On the basis of the traditional city pair method the ICA found that the merged carrier would have a 70-80% market share on the Olbia-Napoli route and quasi monopoly position with a 90-95% market share on the Olbia-Torino and Verona-Napoli routes. Nevertheless, the ICA believed that the transaction would have not created any competition problems because the dominant position of the merger carrier was contestable. New operators were able to start links competing with Meridiana and Air Italy as there were no entry barriers enter. In fact none of the airports connected by the examined routes were congested and subjected to the coordination regime. Therefore any air carriers could connect these airports by using its slots or by applying for new ones.

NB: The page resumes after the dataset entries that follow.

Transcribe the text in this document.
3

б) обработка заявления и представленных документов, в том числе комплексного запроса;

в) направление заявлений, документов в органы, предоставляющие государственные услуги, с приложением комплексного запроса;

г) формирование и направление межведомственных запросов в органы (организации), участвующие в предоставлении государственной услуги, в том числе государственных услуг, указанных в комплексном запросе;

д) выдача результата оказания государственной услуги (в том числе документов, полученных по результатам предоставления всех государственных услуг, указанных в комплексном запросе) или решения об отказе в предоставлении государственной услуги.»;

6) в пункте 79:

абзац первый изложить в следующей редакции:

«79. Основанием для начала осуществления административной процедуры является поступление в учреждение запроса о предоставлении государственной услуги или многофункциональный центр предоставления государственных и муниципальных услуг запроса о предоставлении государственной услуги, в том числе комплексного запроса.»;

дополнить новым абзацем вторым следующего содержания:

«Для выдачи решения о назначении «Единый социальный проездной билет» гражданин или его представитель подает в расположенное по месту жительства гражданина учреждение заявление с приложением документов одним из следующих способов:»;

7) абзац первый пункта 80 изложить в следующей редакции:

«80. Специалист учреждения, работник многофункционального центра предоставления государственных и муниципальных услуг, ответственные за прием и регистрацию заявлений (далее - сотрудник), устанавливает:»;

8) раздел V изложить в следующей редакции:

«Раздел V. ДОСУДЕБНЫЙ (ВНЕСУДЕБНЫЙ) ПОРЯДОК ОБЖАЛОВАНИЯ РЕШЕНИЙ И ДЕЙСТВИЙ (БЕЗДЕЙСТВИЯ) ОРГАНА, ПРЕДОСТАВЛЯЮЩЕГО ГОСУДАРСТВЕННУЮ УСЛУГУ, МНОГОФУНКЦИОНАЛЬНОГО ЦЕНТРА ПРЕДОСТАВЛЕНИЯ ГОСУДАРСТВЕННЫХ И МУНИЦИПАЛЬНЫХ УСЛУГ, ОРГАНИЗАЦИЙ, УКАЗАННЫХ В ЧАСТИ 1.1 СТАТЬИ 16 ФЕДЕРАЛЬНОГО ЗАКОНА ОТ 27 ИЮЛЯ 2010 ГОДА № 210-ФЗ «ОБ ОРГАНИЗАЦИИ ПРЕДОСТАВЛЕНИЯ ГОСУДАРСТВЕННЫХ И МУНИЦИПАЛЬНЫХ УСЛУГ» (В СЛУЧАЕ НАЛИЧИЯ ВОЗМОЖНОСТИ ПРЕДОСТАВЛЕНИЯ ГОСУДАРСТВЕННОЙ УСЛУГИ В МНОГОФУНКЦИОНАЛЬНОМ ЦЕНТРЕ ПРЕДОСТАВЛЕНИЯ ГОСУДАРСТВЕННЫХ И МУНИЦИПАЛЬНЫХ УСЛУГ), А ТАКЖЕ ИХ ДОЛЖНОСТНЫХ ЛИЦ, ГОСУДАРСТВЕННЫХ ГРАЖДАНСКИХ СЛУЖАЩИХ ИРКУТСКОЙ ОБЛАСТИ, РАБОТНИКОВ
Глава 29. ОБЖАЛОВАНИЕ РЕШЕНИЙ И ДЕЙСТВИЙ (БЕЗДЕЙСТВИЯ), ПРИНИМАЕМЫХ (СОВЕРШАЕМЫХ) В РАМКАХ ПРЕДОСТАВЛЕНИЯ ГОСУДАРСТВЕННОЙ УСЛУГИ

While assessing the competition impact of airliner mergers, it should be looked not only at the market shares of the merging carriers but also at the in the shape of availability of airport slots. The ICA decision, however, is consistent with the European Commission practice, according to which mergers leading to very high market shares do not give rise to competition concerns provided that there exist credible competitors ( see for example, British Airways/Iberia). Relying on the available airport slots new operators can easily start a link in competition with the merging carriers, thereby setting off the reduction in competition resulting from the implementation of the merger.